Feds Say Fired Philly Fraternity Official Embezzled More Than $1 Million
Former Kappa Alpha Psi finance director Curtis Anderson has admitted to gambling a good chunk of those frat funds at Harrah’s Casino, investigators claim.
Kappa Alpha Psi is a 108-year-old college fraternity headquartered in Philadelphia. The fraternity, which has some 700 chapters across the United States, claims among its alums sports stars like Colin Kaepernick and Wilt Chamberlain, as well as Philadelphia notables Marc Lamont Hill, Wilson Goode, and John Street. But now, Kappa Alpha Psi finds itself in the middle of a financial scandal surrounding a recently fired official.

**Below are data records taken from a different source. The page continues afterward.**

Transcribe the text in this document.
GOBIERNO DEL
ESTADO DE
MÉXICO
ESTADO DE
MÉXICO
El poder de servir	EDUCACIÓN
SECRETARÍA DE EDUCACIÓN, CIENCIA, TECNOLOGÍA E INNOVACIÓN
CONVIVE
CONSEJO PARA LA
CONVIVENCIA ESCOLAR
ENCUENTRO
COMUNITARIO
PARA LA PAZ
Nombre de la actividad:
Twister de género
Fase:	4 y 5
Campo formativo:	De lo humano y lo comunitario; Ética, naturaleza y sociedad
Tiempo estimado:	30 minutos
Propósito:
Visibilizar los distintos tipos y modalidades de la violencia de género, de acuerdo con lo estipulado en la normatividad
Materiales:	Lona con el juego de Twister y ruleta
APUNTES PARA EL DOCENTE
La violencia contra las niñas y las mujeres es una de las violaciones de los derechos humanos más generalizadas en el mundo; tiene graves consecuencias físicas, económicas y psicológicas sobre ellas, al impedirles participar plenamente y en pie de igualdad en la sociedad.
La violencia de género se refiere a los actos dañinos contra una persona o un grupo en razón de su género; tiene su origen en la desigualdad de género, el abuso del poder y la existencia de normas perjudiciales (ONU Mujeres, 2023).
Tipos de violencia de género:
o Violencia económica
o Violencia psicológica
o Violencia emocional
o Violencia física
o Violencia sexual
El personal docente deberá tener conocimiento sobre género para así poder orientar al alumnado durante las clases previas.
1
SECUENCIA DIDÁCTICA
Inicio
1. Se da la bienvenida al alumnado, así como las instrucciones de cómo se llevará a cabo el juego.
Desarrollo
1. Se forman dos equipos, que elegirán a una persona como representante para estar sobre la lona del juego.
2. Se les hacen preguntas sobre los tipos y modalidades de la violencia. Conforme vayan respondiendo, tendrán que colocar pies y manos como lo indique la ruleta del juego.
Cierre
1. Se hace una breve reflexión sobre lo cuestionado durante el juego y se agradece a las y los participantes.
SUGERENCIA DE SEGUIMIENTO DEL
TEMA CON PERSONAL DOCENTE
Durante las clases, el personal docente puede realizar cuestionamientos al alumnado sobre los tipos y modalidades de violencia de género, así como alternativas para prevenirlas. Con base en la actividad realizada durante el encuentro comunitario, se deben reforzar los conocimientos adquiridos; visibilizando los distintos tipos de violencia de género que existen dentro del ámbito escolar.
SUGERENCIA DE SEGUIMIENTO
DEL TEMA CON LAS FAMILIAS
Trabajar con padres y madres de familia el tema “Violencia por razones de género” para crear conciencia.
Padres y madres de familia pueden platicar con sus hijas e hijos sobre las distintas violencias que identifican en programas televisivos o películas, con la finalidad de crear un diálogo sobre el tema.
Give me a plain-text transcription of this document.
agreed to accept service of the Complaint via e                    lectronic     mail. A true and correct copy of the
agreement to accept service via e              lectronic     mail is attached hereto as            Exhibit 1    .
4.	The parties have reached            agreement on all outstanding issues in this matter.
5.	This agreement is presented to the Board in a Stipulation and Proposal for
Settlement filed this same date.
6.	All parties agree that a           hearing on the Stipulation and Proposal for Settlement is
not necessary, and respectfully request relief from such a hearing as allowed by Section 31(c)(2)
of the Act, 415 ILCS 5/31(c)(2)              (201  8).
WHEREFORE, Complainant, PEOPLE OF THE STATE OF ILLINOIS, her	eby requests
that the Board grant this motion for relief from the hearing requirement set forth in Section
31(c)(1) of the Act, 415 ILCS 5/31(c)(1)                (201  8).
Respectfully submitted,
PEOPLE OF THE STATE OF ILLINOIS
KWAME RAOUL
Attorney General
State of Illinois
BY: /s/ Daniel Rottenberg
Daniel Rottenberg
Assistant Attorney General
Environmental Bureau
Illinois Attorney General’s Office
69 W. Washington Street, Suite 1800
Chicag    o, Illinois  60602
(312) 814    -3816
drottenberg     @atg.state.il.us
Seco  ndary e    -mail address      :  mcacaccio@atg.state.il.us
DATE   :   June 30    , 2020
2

Curtis Anderson, 57, had been the director of finance for Kappa Alpha Psi for the last 20 years, but that all ended on Christmas Eve, when the fraternity fired him amid a federal investigation into his activities on the job. Anderson, who could not be reached for comment, has not been arrested or charged with a crime, but a federal grand jury has been empaneled to investigate.
According to an affidavit filed by the feds in Philadelphia’s federal court last week, it all began to unravel earlier in December when Santander Bank reached out to Kappa Alpha Psi executive director John Burrell to report “suspicious activity” on the fraternity’s Santander account.
Burrell immediately went to the bank to review the matter.
A few days later, Burrell returned with Kappa Alpha Psi national president Thomas Battles.
While the two fraternity officials were in the bank that day, none other than Anderson walked in. According to allegations in the affidavit, Anderson turned around and left the bank upon seeing his bosses there. Battles called Anderson on his cell phone and told him to come back, and Anderson complied.
Investigators say that Burrell and Battles confronted Anderson with a series of checks that had been made out to him — and that he allegedly cashed — on the Kappa Alpha Psi account at Santander.
According to court documents, Anderson admitted to Battles and Burrell that he had cashed those checks and explained that he had a gambling and drinking problem, going on to tell them that he spent most of the money at Harrah’s Casino. The fraternity fired him three days later.
Investigators allege that an investigation by multiple federal agencies, including the Secret Service and FBI, soon revealed that Anderson had been illegally cashing fraternity checks for more than a year: approximately $400,000 from the Santander account and another $978,000 or so from Kappa Alpha Psi’s account at Wells Fargo.
The feds say that some of the checks were made out to him; others were made out to fellow Kappa Alpha Psi workers, and Anderson would allegedly tell bank employees that he was just doing the payees a favor by saving them a trip to the bank. Investigators go on to allege that on multiple instances, Anderson would cash a check at Santander and then deposit that exact amount of cash into his own bank account at Santander.
Federal authorities showed up at the Kappa Alpha Psi national headquarters — located about two blocks north of the Temple University campus on North Broad Street — on January 15th. There, they say, they were shown to Anderson’s office, where they claim they found reams of check stock paper as well as signature stamps for Kappa Alpha Psi officials.
According to court documents, Anderson was allowed to make deposits into Kappa Alpha Psi bank accounts, but he was not an authorized signatory. Investigators say that all Kappa Alpha Psi checks were supposed to be signed by two officials — the executive the director and the “Grand Keeper of the Exchequer” — but that the cashed checks they examined were stamped with only one signature, and that this person had left the fraternity in May 2018.
The feds say they have probable cause that wire fraud and bank fraud have been committed, and they’ve obtained a federal search warrant to further search Anderson’s former office at the Kappa Alpha Psi headquarters to assist in a grand jury investigation into the matter.
The fraternity has declined to comment.